Il Giudice di Pace di Melfi, come appare evidente dal testo della decisione, senza alcuna motivazione esplicita e senza alcun riferimento alle eccezioni formulate dalla parte interessata, ha deciso di convalidare l’ordine di trattenimento adottato dal questore in contrasto con il dettato costituzionale e con le disposizioni dell’art. 14 commi 3 e 4 del Testo Unico Immigrazione.
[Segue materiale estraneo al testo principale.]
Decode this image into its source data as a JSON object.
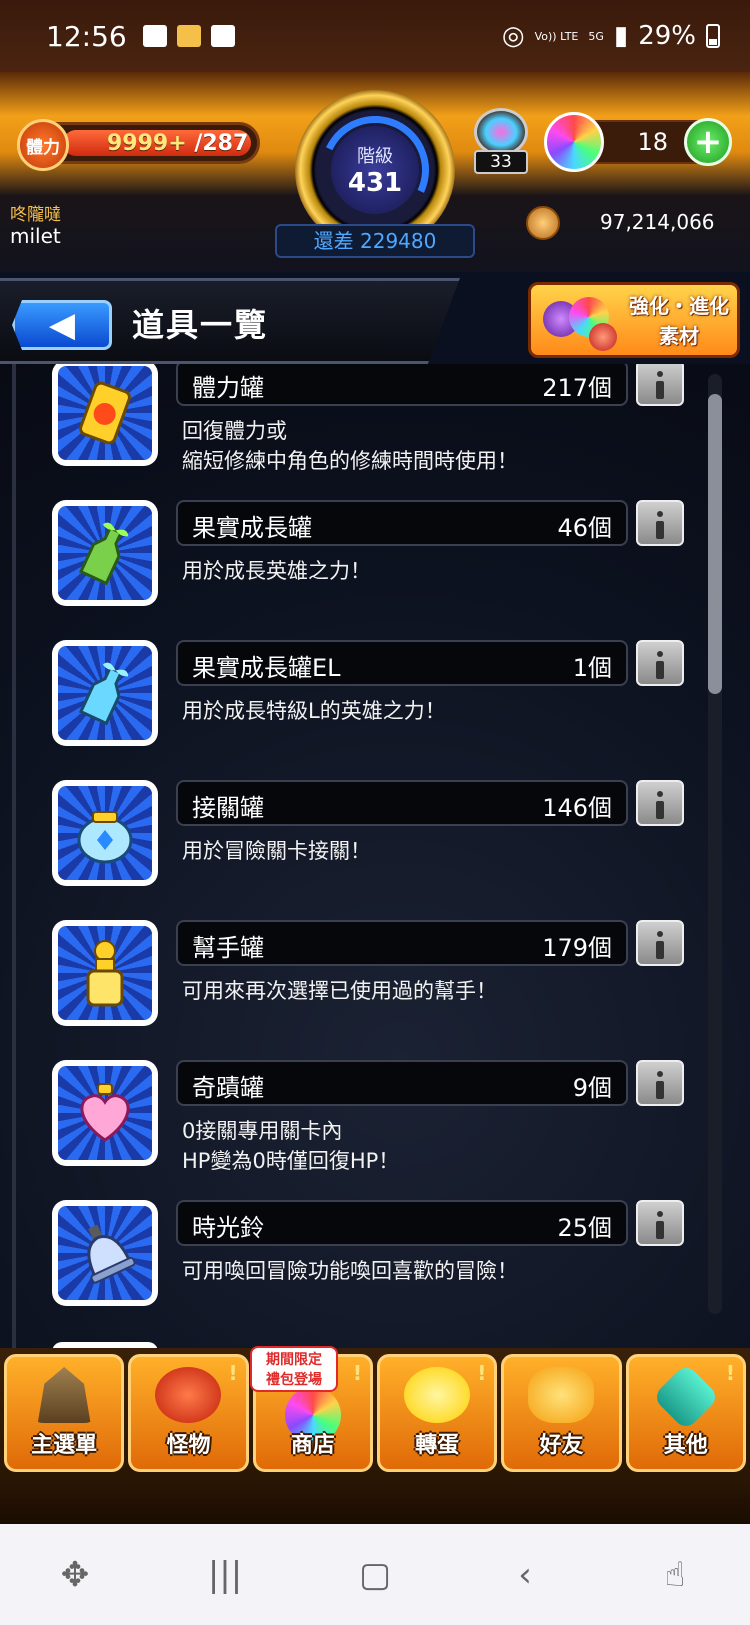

Nel caso in commento la decisione del Giudice di Pace è intervenuta poco più di una decina di minuti dallo scadere del termine massimo delle 96 ed è una decisione che appare immediatamente illegittima. Se è vero che si è trattato di un ritardo che può essere ritenuto minimo ciò non può in alcun modo giustificare una interpretazione elastica e discrezionale di un’indicazione oggettiva come un termine temporale, a maggior ragione se si tratta di una norma costituzionale.

Nella tutela dei diritti fondamentali, nell’applicazione delle tutele previste dalla costituzione, soprattutto in materia di privazione della libertà personale, non è concepibile applicare un’interpretazione discrezionale o elastica. Al contrario la credibilità e la “giustezza”, anche solo apparente, dell’ordinamento giuridico vengono meno privando di legittimità le autorità, le istituzioni e la legislazione vigente. 

La liberazione di Adam e il rischio di una nuova detenzione

Nella successiva udienza di convalida della proroga (5 settembre) si sono riproposte le eccezioni sollevate in sede di convalida, ma sono state tutte rigettate con motivazione apparente. Il successivo 3 ottobre, alle ore 9.15, viene comunicato a mezzo PEC al difensore che poche ore dopo, alle ore 14.30, si sarebbe celebrata l’udienza di proroga della convalida. L’avv. Gennaro Santoro chiede di poter presenziare da remoto ma tale richiesta – al pari di altre -non riceverà alcun riscontro e viene pertanto presentato un reclamo al Garante nazionale.

Nel tardo pomeriggio, Il Giudice di Pace di Melfi non rileverà nulla sull’assenza del difensore di fiducia ma, finalmente, non convalida la proroga ritenendo che trattandosi di persona per la quale già è stata eseguita una precedente detenzione senza essere riusciti ad effettuare il rimpatrio, non vi sono concrete possibilità di riuscire nell’effettivo allontanamento dello straniero. 

Ora Adam è libero. Ma il rischio che possa essere nuovamente rinchiuso è concreto. Come in un drammatico gioco dell’oca. Dove però si gioca con la vita e la libertà delle persone. In carne e ossa.

 

Foto di copertina: CPR di Palazzo San Gervasio (foto: LasciateCIEntrare).